Salwa terkesiap. Ia segera bangun sambil mengusap wajahnya. “Tidak, Sayang. Umi cuma sedikit tidak enak badan.”

Salman membantu merapikan rambutnya yang berantakan. 

“Kenapa wajah umi merah?” Salsabila sudah duduk di samping ayahnya. 

“Umi cuma sakit. Salsa hari ini mau kan ke rumah nenek dulu? Atau sama Ammah di pondok? Supaya Umi bisa istirahat. Salsa mau kan?” 

Salsabila mengangguk. "Salsa mau sama Ammah di pondok.”

“Baiklah kalau begitu.” Salman beralih ke Salwa. Kembali tangannya terangkat, mengelus rambutnya dengan lembut. “Umi izin libur saja ya.”

Salwa mengangguk. 

“Umi mau makan apa? Biar aku belikan nanti di jalan. In sya Allah.”

*** 

Salwa berusaha memaksa diri beraktifitas. Diam hanyalah membuat hatinya semakin nelangsa. Saat Salman datang dari mengantar Salsabila, ia sedang di dapur membuat telur mata sapi. Salam Salman hanya dijawabnya dari dapur, tanpa merasa harus menyambutnya. 

 “Bikin apa? Bukannya tadi aku bilang akan membelikan makanan?” tanya Salman sambil meletakkan makanan yang baru saja dibelinya. Ia mengambil mangkuk dan piring dari lemari, lalu menuang sayur ke mangkuk, sedang ikan ke piring. 

Salwa hanya menjawab dengan senyuman dipaksakan. Ia meletakkan telur mata sapi buatannya ke dalam piring lalu menaruh ke atas meja.  Saat ditanya mau dibelikan apa, ia menyerahkan kepada Salman. Namun belakangan, ia tidak yakin apakah Salman akan membelikan makanan sesuai seleranya. Ia tidak ingin insiden bubur terulang lagi. Sungguh sangat menyiksa, perut ingin memuntahkan isi, tetapi tidak ada yang  bisa dikeluarkan. 

“Pagi-pagi sudah ada jual sayur masak?” tanyanya sambil memperhatikan isi mangkuk.

Salman mengangguk sambil memeluknya dari belakang. Ia meletakkan dagunya di leher Salwa. “Pas kebetulan tadi baru buka. Maafkan Abi. In sya Allah, tidak akan beli bubur lagi.”

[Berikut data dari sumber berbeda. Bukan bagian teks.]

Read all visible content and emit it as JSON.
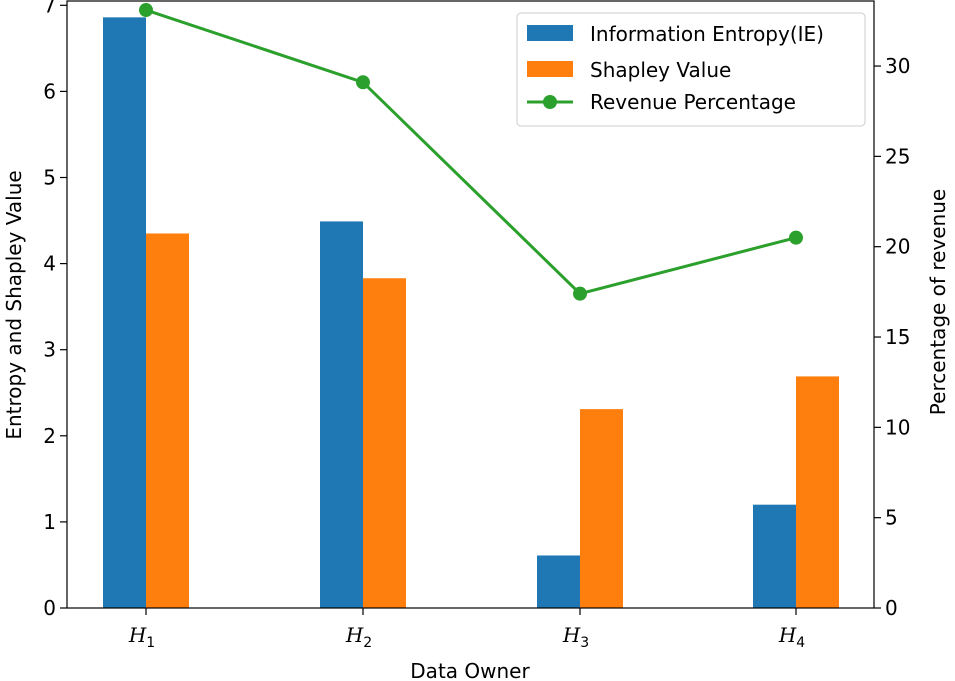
{
  "chart_data": {
    "type": "bar",
    "title": "",
    "xlabel": "Data Owner",
    "ylabel": "Entropy and Shapley Value",
    "y2label": "Percentage of revenue",
    "categories": [
      {
        "main": "H",
        "sub": "1"
      },
      {
        "main": "H",
        "sub": "2"
      },
      {
        "main": "H",
        "sub": "3"
      },
      {
        "main": "H",
        "sub": "4"
      }
    ],
    "ylim": [
      0,
      7.05
    ],
    "y2lim": [
      0,
      33.6
    ],
    "yticks": [
      0,
      1,
      2,
      3,
      4,
      5,
      6,
      7
    ],
    "y2ticks": [
      0,
      5,
      10,
      15,
      20,
      25,
      30
    ],
    "series": [
      {
        "name": "Information Entropy(IE)",
        "kind": "bar",
        "axis": "left",
        "color": "#1f77b4",
        "values": [
          6.86,
          4.49,
          0.61,
          1.2
        ]
      },
      {
        "name": "Shapley Value",
        "kind": "bar",
        "axis": "left",
        "color": "#ff7f0e",
        "values": [
          4.35,
          3.83,
          2.31,
          2.69
        ]
      },
      {
        "name": "Revenue Percentage",
        "kind": "line",
        "axis": "right",
        "color": "#2ca02c",
        "values": [
          33.1,
          29.1,
          17.4,
          20.5
        ]
      }
    ],
    "legend_position": "top-right",
    "grid": false
  }
}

Salwa mengernyit. Ia merasakan tubuhnya bereaksi. Ya. Ia mengakui, kalau dirinya sangat merindukan laki-laki itu. Andai itu dulu, ia akan berbalik lalu memeluk erat. Kali ini, gengsi menahannya. Ia takut, kalau kerinduannya tidak berimbang dengan Salman. Tentu akan menambah luka lagi. 

“Tidak apa. Entah kenapa tadi perutnya tiba-tiba mual. Tunggu sebentar.” Ia berusaha melepaskan dua tangan yang bertautan di pinggangnya, tetapi kedua tangan itu semakin mengerat. “Aku mau mengambil piring buat tempat nasi. Abi sudah makan belum?”

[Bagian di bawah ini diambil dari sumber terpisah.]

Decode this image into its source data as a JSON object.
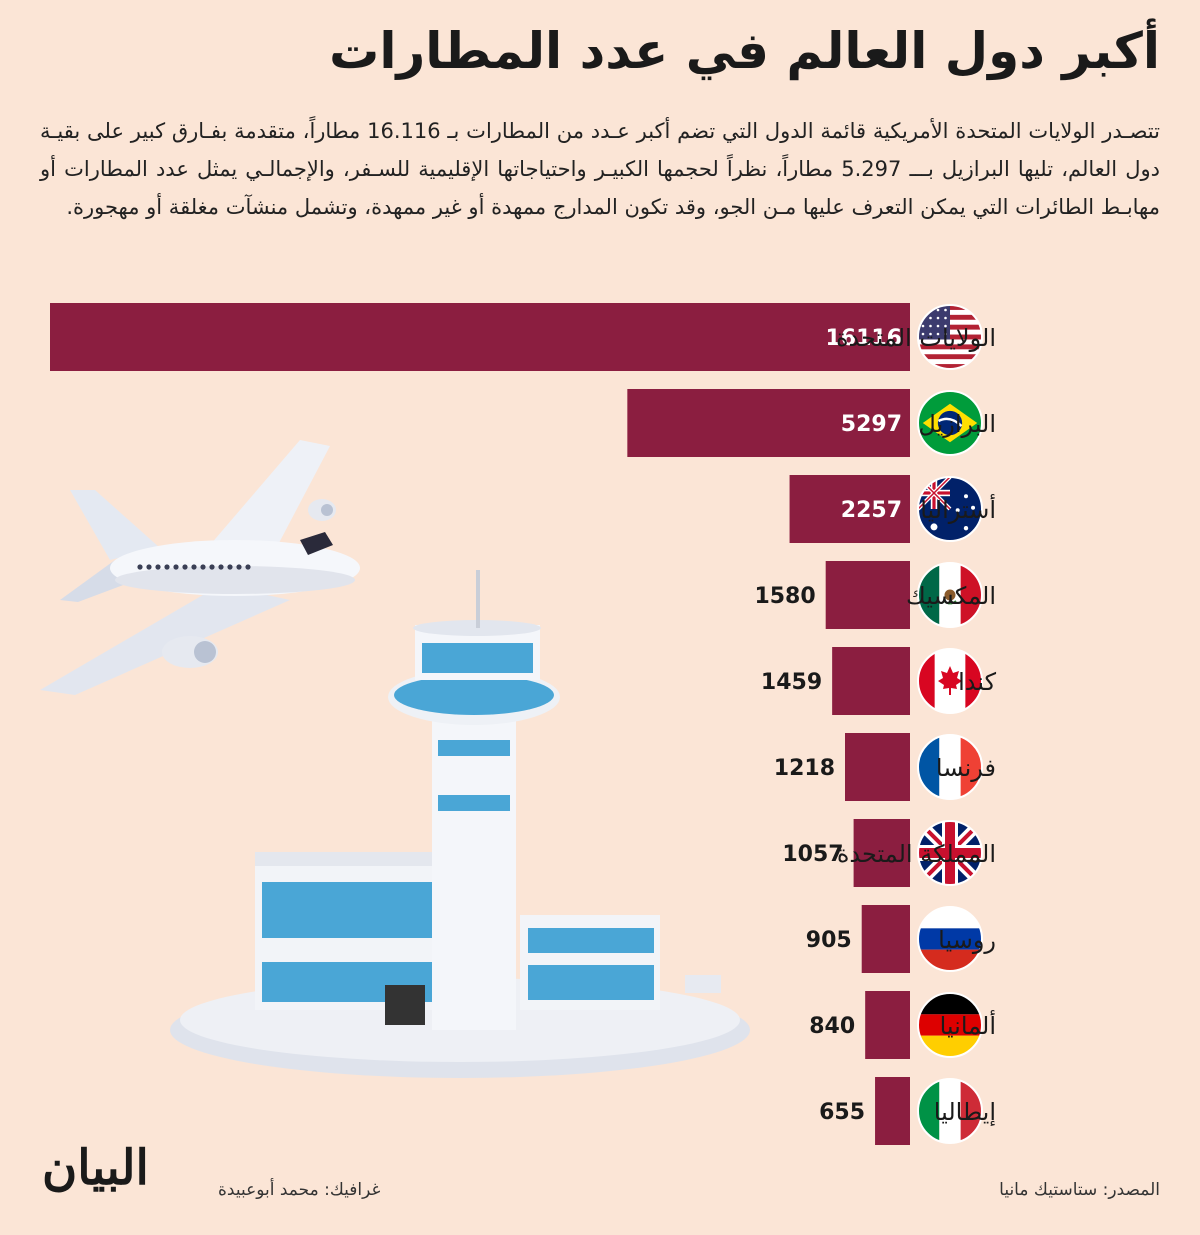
{
  "header": {
    "title": "أكبر دول العالم في عدد المطارات",
    "intro": "تتصـدر الولايات المتحدة الأمريكية قائمة الدول التي تضم أكبر عـدد من المطارات بـ 16.116 مطاراً، متقدمة بفـارق كبير على بقيـة دول العالم، تليها البرازيل بـــ 5.297 مطاراً، نظراً لحجمها الكبيـر واحتياجاتها الإقليمية للسـفر، والإجمالـي يمثل عدد المطارات أو مهابـط الطائرات التي يمكن التعرف عليها مـن الجو، وقد تكون المدارج ممهدة أو غير ممهدة، وتشمل منشآت مغلقة أو مهجورة."
  },
  "chart_data": {
    "type": "bar",
    "orientation": "horizontal",
    "categories": [
      "الولايات المتحدة",
      "البرازيل",
      "أستراليا",
      "المكسيك",
      "كندا",
      "فرنسا",
      "المملكة المتحدة",
      "روسيا",
      "ألمانيا",
      "إيطاليا"
    ],
    "values": [
      16116,
      5297,
      2257,
      1580,
      1459,
      1218,
      1057,
      905,
      840,
      655
    ],
    "value_labels": [
      "16116",
      "5297",
      "2257",
      "1580",
      "1459",
      "1218",
      "1057",
      "905",
      "840",
      "655"
    ],
    "flags": [
      "usa-flag-icon",
      "brazil-flag-icon",
      "australia-flag-icon",
      "mexico-flag-icon",
      "canada-flag-icon",
      "france-flag-icon",
      "uk-flag-icon",
      "russia-flag-icon",
      "germany-flag-icon",
      "italy-flag-icon"
    ],
    "bar_color": "#8b1e40",
    "grid": false,
    "legend": "none"
  },
  "footer": {
    "source": "المصدر: ستاستيك مانيا",
    "credit": "غرافيك: محمد أبوعبيدة",
    "logo": "البيان"
  },
  "illustration": [
    "airplane-illustration",
    "airport-tower-illustration"
  ]
}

Salman melepaskan pegangannya. Namun, tanpa disangka tiba-tiba badan Salwa terpaling dan langsung tenggelam dalam pelukan Salman. 

“Aku sangat merindukanmu,” bisik Salman. 

Kalimat yang sering membuatnya melayang kini berubah rupa. Fakta yang baru didapatkan pagi ini, perasaannya tidak sepenuhnya lagi percaya pada ucapan Salman. 

“Bagaimana mungkin Abi merindukanku. Sedang selama tiga hari dia selalu menamani. Barang baru, tentu memberikan sensasi baru,” ucap Salwa nada bergelombang. 

Salman semakin mengeratkan pelukannya. “Jangan bilang begitu. Bagaimanapun dia orang baru, aku perlu beradaptasi dengannya. Sedangkan kamu, sudah menjadi belahan jiwaku. Sehari saja tidak bertemu, betapa hati ini sangat tersiksa.”

Salwa berdecak. Mengapa ia merasa Salman menjadi seorang penggombal. Ia melepaskan diri dari pelukan Salman. “Aku mau mengambil piring.”

Badannya kembali tertarik. Namun, kali ini Salman bukan mengunci badannya, melainkan kedua bibirnya. Tangannya berusaha mendorong dada Salman, tetapi dengan sigap Salman memegang sebelah tangannya. Seketika air matanya mengalir deras. Mengapa semuanya terasa menyakitkan?